Would you believe it – $10m every minute is the amount that fossil fuel companies are benefitting from global subsidies EVERY minute of every day – equating to $5.3tn (£3.4tn) a year, according to a startling new estimate by the International Monetary Fund.

The IMF calls the revelation “shocking” and says the figure is an “extremely robust” estimate of the true cost of fossil fuels. The $5.3tn subsidy estimated for 2015 is greater than the total health spending of all the world’s governments.

The vast subsidy derives largely from polluters not paying the costs imposed on governments by the burning of coal, oil and gas. These include the harm caused to local populations by air pollution as well as to people across the globe affected by the floods, droughts and storms being driven by climate change.

Coal is the dirtiest fuel in terms of both local air pollution and climate-warming carbon emissions and is therefore the greatest beneficiary of the subsidies, with just over half the total. Oil, heavily used in transport, gets about a third of the subsidy and gas the rest.

Lord Nicholas Stern, an eminent climate economist at the London School of Economics, said: “This very important analysis shatters the myth that fossil fuels are cheap by showing just how huge their real costs are. There is no justification for these enormous subsidies for fossil fuels, which distort markets and damages economies, particularly in poorer countries.”

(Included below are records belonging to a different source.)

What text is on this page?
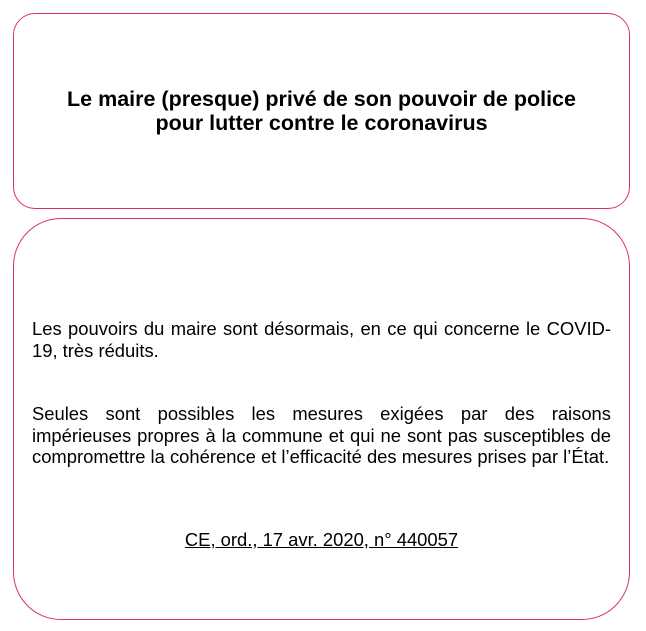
Le maire (presque) privé de son pouvoir de police
pour lutter contre le coronavirus

Les pouvoirs du maire sont désormais, en ce qui concerne le COVID-19, très réduits.

Seules sont possibles les mesures exigées par des raisons impérieuses propres à la commune et qui ne sont pas susceptibles de compromettre la cohérence et l’efficacité des mesures prises par l’État.

CE, ord., 17 avr. 2020, n° 440057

The IMF, one of the world’s most respected financial institutions, said that ending the subsidies to fossil fuels would cut global carbon emissions by 20%. That would be a giant step towards taming global warming, an issue on which the world has made little progress to date.

Ending the subsidies would also slash the number of premature deaths from outdoor air pollution by 50% – about 1.6m lives a year.

Furthermore, the IMF said the resources freed by ending fossil fuel subsidies could be an economic “game changer” for many countries, by driving economic growth and poverty reduction through greater investment in infrastructure, health and education and also by cutting taxes that restrict growth.

Another consequence would be that the need for subsidies for renewable energy – a relatively tiny $120bn a year – would also disappear, if fossil fuel prices reflected the full cost of their impacts.

Wow – that puts it into perspective doesn’t it? Stop fossil fuel subsidies and cut global emissions by 20% AND no need for renewable subsidies! That would be a level playing field.